Elles examinèrent d’abord l’île par les différentes meurtrières aussi bien que leur position le permettait, et elles virent que les vainqueurs ayant pillé les huttes, s’occupaient des préparatifs d’un festin. Quoique le fort renfermât la plus grande partie des provisions, les Indiens avaient trouvé une récompense suffisante pour une attaque qui les avait exposés à si peu de péril. Les corps morts étaient déjà enlevés, et Mabel vit que leurs armes étaient réunies auprès du lieu choisi pour le banquet.
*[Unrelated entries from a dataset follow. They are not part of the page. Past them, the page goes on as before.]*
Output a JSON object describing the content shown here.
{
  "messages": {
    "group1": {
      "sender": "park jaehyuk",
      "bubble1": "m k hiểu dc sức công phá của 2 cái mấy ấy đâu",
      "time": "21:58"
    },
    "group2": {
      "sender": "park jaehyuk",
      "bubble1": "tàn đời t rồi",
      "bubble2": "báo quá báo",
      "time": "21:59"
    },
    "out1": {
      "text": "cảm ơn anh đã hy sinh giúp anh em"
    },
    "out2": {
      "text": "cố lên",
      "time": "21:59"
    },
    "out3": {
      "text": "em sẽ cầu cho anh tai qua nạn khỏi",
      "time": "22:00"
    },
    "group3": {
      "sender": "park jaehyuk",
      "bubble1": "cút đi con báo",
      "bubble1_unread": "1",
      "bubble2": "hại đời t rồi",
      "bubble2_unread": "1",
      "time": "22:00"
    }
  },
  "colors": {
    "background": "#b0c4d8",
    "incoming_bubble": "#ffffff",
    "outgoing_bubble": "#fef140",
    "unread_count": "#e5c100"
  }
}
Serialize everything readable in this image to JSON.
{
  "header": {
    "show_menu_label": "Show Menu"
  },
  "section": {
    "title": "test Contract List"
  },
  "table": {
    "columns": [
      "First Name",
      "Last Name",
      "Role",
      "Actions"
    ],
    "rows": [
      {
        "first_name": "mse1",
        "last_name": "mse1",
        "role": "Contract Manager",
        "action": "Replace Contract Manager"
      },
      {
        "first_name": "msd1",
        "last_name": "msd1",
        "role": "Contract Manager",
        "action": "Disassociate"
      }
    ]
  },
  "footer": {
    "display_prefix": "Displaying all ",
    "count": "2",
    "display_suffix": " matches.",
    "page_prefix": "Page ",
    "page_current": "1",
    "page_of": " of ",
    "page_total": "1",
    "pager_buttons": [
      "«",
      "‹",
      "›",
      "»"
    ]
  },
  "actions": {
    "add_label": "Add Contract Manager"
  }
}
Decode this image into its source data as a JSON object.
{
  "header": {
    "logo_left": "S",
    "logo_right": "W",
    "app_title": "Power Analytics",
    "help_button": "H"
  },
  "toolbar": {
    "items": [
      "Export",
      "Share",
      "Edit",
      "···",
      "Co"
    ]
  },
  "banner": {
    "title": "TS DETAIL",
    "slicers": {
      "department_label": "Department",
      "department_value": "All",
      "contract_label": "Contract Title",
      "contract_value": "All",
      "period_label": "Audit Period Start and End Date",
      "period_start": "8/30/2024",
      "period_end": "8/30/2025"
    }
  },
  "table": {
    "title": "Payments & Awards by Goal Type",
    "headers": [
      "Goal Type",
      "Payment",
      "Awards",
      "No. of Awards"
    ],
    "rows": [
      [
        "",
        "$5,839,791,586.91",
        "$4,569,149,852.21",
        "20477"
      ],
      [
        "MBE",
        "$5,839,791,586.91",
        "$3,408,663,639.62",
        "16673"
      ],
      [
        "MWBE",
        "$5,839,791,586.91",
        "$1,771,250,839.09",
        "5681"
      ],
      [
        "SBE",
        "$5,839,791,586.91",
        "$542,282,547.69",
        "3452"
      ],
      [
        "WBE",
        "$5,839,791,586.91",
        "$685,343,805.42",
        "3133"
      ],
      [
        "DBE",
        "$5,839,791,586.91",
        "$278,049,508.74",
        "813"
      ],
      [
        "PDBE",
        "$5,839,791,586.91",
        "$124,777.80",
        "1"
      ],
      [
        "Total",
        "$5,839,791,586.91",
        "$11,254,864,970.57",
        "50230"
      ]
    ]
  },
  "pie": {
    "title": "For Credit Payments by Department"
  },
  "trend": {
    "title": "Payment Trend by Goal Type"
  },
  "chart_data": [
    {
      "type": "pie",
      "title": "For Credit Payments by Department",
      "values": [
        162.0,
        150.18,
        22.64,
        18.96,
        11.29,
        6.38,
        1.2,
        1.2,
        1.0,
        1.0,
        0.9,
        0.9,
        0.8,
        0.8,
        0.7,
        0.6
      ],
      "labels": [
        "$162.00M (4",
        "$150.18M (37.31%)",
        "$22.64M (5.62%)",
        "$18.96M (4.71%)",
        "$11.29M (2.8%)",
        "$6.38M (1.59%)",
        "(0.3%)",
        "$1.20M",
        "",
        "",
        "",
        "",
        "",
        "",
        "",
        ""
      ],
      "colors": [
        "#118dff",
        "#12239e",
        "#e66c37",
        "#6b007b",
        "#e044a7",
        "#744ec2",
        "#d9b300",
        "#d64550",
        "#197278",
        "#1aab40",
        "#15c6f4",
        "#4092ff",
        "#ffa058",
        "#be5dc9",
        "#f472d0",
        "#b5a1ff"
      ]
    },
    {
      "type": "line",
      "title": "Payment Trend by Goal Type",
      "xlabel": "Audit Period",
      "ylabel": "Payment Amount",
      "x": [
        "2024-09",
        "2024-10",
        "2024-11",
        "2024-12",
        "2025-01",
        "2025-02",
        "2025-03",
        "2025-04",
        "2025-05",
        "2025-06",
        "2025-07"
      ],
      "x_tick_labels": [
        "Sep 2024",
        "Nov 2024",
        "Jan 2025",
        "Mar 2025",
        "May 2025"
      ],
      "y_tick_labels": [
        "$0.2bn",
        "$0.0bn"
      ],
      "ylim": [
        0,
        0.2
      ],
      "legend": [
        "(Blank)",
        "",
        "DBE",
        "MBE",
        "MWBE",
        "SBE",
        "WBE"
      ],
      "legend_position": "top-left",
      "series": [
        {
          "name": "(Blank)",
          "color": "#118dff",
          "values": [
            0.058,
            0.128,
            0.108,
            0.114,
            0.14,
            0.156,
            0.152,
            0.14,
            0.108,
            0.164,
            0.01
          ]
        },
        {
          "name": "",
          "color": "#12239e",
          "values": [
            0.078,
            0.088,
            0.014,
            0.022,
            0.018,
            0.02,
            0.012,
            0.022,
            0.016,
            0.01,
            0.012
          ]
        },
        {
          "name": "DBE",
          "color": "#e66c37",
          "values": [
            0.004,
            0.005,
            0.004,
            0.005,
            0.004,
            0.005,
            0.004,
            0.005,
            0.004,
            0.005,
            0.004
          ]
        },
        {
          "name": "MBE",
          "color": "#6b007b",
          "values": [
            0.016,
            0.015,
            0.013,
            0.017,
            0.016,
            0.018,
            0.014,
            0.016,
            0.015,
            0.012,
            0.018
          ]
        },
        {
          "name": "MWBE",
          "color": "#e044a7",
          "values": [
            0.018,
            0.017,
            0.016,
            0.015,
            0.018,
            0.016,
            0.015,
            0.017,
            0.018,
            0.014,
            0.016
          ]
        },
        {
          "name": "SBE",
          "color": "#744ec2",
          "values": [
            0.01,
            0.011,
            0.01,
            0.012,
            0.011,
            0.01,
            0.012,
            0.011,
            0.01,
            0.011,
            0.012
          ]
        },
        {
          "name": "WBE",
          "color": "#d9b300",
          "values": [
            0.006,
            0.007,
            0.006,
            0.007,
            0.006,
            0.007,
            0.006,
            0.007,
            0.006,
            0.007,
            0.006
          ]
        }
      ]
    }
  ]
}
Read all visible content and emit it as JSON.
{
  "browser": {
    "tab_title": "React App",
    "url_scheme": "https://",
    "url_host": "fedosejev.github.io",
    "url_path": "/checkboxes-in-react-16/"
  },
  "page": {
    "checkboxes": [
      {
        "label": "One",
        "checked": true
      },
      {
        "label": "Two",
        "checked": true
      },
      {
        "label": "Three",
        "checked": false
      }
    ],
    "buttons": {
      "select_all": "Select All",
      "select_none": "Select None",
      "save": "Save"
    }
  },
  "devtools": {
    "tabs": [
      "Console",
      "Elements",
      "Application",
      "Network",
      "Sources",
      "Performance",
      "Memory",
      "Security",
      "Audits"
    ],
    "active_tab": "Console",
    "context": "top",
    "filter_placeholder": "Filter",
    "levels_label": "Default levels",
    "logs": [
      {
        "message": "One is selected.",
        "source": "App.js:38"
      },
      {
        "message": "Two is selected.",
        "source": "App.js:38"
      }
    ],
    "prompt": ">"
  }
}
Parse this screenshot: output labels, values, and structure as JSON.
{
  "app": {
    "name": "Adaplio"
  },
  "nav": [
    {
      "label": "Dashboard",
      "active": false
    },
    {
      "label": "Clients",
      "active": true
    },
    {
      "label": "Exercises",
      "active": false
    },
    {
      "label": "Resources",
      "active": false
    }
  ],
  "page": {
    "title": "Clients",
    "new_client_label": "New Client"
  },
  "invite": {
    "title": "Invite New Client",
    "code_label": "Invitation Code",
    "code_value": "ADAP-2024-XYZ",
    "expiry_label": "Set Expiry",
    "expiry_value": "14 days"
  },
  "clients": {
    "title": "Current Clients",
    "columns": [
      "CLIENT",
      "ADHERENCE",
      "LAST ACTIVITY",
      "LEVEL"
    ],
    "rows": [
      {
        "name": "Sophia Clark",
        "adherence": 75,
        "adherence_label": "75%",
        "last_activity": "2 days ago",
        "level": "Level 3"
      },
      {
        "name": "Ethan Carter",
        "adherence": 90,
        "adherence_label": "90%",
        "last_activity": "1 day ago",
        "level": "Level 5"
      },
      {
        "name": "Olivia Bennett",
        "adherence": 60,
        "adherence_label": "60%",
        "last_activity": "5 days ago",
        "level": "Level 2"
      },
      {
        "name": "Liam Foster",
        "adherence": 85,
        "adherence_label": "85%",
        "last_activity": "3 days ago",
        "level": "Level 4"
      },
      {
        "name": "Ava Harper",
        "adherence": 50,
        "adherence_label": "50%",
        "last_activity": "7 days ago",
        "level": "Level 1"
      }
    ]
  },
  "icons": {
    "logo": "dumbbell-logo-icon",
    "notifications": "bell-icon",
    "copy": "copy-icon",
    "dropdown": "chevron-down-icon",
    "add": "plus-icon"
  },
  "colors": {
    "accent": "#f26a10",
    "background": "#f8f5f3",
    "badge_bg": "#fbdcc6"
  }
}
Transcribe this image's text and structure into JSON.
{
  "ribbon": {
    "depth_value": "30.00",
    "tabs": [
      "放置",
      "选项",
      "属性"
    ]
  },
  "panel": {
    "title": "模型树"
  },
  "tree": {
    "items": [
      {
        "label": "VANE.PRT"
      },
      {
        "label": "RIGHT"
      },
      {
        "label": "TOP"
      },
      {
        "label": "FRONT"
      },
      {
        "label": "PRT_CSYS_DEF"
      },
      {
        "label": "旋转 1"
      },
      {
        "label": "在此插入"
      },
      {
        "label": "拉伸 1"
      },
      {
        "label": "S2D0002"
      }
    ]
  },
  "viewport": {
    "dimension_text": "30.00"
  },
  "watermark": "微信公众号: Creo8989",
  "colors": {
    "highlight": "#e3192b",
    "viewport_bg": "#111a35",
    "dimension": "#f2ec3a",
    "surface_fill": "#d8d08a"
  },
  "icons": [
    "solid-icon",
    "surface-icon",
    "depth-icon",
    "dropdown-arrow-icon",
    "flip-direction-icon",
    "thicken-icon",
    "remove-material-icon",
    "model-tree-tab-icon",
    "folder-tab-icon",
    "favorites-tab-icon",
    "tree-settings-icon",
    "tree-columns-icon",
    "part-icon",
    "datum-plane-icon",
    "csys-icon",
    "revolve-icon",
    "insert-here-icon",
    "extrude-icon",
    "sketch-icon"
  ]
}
Rosée-de-Juin comprit, par quelques indices à elle connus, que les cadavres avaient été transportés dans le bois pour être enterrés ou dérobés aux regards. On n’avait cependant dérangé aucun des objets les plus remarquables, le désir des sauvages étant d’attirer le sergent et sa troupe dans une embuscade à leur retour. L’Indienne fit observer à sa compagne un homme monté sur un arbre et étant aux aguets, ainsi qu’elle le disait, afin qu’aucune barque ne pût approcher de l’île sans qu’on en fût averti ; bien que le départ de l’expédition étant si récent, un événement inattendu pût seul la ramener si tôt. Rien ne faisait présumer l’intention d’une attaque immédiate contre le fort ; mais, suivant Rosée-de-Juin, tout indiquait le projet de le tenir assiégé jusqu’à l’arrivée du détachement, de peur que les traces d’un assaut ne fussent remarquées par un œil aussi exercé que celui de Pathfinder. Le bateau, cependant, avait été mis en sûreté et caché dans les buissons à côté des pirogues des Indiens.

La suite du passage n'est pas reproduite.